Cheesy Potato Towers (with a non-dairy version as well)

This recipe doesn’t really have exact measurements. The reason is that it depends on how much cheese you want, how many spices you want, and how much butter you like. Just have fun with it, and stack those potato slices however high you like (except maybe not too high since it won’t cook as well)!

Recipe: Cheesy Potato Towers (with a non-dairy version as well)

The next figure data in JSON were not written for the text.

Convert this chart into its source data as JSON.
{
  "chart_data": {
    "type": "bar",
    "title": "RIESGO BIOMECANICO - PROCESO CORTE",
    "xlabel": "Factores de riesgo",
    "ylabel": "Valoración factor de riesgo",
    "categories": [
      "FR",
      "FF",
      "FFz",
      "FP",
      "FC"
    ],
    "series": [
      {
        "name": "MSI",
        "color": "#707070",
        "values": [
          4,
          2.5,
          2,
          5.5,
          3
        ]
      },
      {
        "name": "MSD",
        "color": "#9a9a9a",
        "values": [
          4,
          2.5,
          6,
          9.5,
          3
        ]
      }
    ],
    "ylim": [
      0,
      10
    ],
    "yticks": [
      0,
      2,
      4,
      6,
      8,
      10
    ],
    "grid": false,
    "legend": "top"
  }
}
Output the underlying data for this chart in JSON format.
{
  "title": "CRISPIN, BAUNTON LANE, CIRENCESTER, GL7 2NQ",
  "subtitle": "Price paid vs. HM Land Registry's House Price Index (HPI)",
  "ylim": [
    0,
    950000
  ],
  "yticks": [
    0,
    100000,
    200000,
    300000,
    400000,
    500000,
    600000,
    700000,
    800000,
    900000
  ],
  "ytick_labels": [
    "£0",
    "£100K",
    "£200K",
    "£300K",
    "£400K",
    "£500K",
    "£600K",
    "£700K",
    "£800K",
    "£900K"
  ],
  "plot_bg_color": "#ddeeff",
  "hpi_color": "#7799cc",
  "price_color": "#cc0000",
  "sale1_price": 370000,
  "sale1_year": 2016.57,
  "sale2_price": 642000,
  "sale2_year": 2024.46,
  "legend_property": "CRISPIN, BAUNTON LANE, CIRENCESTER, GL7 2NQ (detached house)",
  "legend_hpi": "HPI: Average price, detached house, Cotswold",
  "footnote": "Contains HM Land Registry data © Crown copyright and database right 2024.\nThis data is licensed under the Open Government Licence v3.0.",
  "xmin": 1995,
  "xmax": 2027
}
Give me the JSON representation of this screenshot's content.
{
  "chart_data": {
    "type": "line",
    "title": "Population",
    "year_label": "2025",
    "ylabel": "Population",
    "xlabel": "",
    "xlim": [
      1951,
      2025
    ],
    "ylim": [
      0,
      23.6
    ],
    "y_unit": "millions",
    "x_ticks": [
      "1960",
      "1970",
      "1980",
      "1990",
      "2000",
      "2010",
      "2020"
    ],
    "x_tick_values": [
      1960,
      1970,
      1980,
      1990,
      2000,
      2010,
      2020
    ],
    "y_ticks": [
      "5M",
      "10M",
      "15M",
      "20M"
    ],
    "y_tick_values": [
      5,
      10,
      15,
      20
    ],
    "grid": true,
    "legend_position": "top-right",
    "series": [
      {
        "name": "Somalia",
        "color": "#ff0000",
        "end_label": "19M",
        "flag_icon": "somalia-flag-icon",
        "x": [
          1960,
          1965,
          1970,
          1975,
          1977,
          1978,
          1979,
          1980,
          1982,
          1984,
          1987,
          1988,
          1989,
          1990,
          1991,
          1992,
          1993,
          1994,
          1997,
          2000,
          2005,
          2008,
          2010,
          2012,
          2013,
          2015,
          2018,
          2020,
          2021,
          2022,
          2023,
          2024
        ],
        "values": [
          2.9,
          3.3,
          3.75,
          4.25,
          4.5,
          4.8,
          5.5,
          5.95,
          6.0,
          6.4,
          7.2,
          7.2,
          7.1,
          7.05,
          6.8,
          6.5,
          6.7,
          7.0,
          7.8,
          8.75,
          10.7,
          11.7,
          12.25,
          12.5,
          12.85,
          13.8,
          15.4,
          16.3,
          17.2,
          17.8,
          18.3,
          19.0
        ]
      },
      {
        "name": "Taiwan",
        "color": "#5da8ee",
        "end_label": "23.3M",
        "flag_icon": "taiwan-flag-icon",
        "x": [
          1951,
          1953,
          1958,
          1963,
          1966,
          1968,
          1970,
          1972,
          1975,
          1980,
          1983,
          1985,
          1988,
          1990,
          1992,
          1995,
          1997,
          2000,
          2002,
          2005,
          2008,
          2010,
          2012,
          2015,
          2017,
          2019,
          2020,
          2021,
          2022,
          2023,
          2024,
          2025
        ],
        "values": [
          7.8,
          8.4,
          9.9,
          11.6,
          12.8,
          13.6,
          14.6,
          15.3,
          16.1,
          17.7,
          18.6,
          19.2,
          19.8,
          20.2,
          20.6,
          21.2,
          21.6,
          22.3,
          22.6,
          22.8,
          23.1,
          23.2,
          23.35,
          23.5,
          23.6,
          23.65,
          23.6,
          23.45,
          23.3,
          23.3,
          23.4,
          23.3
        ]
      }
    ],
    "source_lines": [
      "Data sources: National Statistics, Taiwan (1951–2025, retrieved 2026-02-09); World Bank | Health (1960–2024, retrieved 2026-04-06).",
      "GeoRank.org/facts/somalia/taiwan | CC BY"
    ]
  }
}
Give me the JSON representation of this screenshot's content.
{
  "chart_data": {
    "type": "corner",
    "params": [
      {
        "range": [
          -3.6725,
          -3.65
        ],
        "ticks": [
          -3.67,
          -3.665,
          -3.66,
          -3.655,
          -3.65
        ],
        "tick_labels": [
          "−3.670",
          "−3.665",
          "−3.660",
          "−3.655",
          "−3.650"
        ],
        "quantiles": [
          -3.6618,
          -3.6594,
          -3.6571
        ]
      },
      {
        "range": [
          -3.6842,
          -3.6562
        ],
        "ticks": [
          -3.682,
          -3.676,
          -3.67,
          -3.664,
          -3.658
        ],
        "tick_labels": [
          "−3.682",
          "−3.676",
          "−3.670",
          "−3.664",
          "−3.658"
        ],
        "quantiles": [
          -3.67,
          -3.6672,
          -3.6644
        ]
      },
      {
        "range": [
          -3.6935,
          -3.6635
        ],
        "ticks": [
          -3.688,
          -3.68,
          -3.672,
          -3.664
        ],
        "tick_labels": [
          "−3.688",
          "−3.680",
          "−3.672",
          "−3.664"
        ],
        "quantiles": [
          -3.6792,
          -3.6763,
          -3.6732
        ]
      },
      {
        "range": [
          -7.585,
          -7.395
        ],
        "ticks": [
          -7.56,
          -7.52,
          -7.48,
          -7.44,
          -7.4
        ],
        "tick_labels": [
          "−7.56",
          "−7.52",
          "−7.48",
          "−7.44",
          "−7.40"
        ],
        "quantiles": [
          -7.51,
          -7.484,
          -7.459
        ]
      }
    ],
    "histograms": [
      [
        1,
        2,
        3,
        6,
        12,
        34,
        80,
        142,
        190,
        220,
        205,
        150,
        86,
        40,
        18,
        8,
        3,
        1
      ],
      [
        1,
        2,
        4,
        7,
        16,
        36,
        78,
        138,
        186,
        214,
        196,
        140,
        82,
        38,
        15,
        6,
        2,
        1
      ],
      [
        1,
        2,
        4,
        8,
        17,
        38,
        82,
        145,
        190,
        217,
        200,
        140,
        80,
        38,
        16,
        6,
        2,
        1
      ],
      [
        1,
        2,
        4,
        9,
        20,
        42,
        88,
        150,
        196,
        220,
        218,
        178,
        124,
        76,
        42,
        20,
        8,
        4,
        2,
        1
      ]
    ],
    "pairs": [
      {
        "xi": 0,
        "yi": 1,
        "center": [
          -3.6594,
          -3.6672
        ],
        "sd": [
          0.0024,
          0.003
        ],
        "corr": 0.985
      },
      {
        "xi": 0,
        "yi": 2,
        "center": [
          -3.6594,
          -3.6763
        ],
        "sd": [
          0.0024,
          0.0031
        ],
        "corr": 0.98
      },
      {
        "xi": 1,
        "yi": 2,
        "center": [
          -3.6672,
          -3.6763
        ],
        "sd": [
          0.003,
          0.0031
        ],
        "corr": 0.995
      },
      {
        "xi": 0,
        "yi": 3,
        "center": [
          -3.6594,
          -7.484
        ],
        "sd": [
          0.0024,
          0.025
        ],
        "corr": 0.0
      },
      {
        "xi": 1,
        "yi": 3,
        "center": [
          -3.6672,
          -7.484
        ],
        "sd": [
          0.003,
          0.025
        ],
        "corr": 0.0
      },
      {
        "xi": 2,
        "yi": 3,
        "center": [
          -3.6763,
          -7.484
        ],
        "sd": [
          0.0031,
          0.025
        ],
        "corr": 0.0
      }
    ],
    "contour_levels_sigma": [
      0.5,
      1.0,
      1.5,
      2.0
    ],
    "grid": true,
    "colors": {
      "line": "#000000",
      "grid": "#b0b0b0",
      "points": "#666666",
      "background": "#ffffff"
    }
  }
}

Couple large sweet potatoes or 6-7 red potatoes

About a cup or more of the cheese of choice (I used raw sharp cheddar cheese) (optional)

Some butter (optional)

Salt and pepper

Herbes de Provence

Using a mandolin or food processor, slice potatoes very thin. Preheat oven to 350 degrees and line a baking sheet with parchment paper. Lay a slice of potato down, sprinkle with a TINY bit of salt, layer another potato, sprinkle with pepper, layer another potato and sprinkle with Herbes de Provence, then layer another potato and sprinkle with cheese. Then, repeat process 3 or 4 times. Top with a very small dab of butter and some more cheese. Repeat to make as many potato stacks as you like, then bake in oven for about 20-25 minutes, until cheese is bubbly and browning (but not burned). Let cool for a few minutes, and enjoy!

Note: If you choose to make this dairy-free, just stack them as noted above, and eliminate the butter and cheese. I will say these are much better with cheese, though, as it gets nice and crusty on top. You could change this up by chopping up some fresh spinach and layering that very thin in place of the cheese, or finding another vegetable that you would like to use.